Pandora Is Out of Tune with Songwriters - tjr
http://techcrunch.com/2015/06/12/pandora-hits-a-sour-note/

======
robotcookies
Author is conveniently neglecting to mention how much Pandora typically pays
out for 1 million plays. Just because the songwriter gets only $90 does not
mean that is all Pandora pays out.

If I recall with the last musician who made a similar complaint about a
million plays, Pandora actually paid out in total royalties of around $1,400
for a million plays.
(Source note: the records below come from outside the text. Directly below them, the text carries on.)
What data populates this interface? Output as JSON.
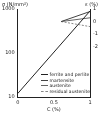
{
  "chart_data": {
    "type": "line",
    "x_label": "C (%)",
    "y_label": "σ (N/mm²)",
    "y2_label": "ε (%)",
    "xlim": [
      0,
      1
    ],
    "xticks": [
      0,
      0.5,
      1
    ],
    "ylim": [
      10,
      1000
    ],
    "yticks": [
      10,
      100,
      1000
    ],
    "log": "y",
    "y2lim": [
      -6,
      1
    ],
    "y2ticks": [
      -2,
      -1,
      0,
      1
    ],
    "grid": false,
    "legend": "lower right",
    "series": [
      {
        "name": "ferrite and perlite",
        "color": "#222222",
        "line_style": "solid",
        "x": [
          0,
          1
        ],
        "values": [
          12,
          900
        ]
      },
      {
        "name": "martensite",
        "color": "#444444",
        "line_style": "solid",
        "axis": "y2",
        "x": [
          0.6,
          1
        ],
        "values": [
          0,
          0.8
        ]
      },
      {
        "name": "austenite",
        "color": "#666666",
        "line_style": "solid",
        "axis": "y2",
        "x": [
          0.6,
          1
        ],
        "values": [
          0,
          0.3
        ]
      },
      {
        "name": "residual austenite",
        "color": "#888888",
        "line_style": "dashed",
        "axis": "y2",
        "x": [
          0.6,
          1
        ],
        "values": [
          0,
          -0.4
        ]
      }
    ]
  }
}
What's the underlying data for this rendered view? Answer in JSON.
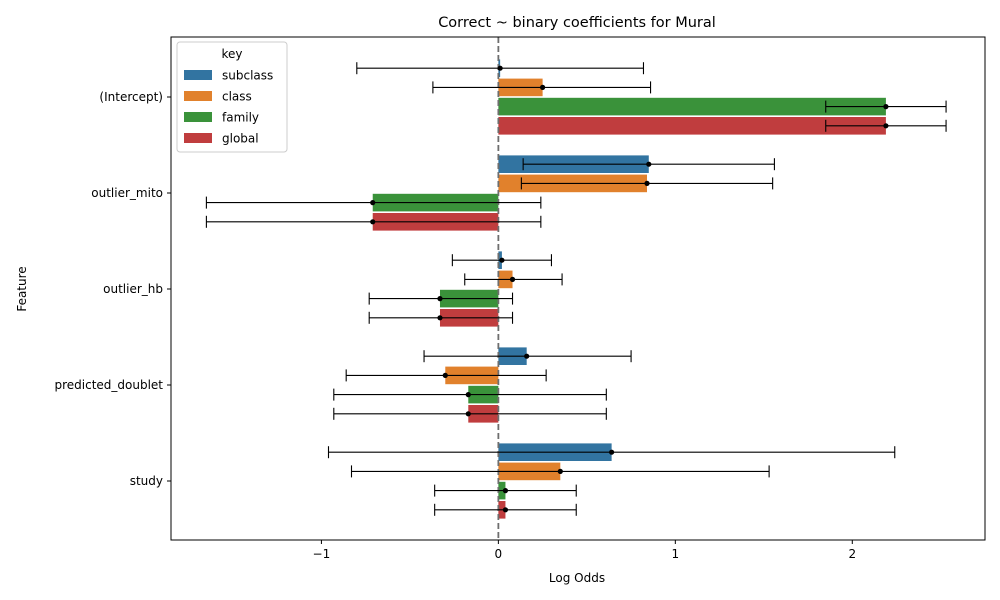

That means most of the money is going to recording
companies (if the songwriter only gets $90 out of $1400).

Now if I were a songwriter, two possible approaches to increase my payout
would be either... 1.fight for Pandora to double what they pay out and get
$180 or 2. I could fight to get say 50% of what Pandora already pays out and
get $700. Pandora would also go out of business in the first scenario as they
already pay over half of their revenue to royalties. Second scenario sounds a
lot better to me. It's also more sustainable as a bankrupt company doesn't pay
out anything.

So why don't these songwriters do what would net them far more money?

------
NathanCH
I'm actually a bit surprised Pandora is still doing well considering the rise
of streaming services like rdio which implemented pandora-like features years
ago. And they've implemented them better, I'd argue.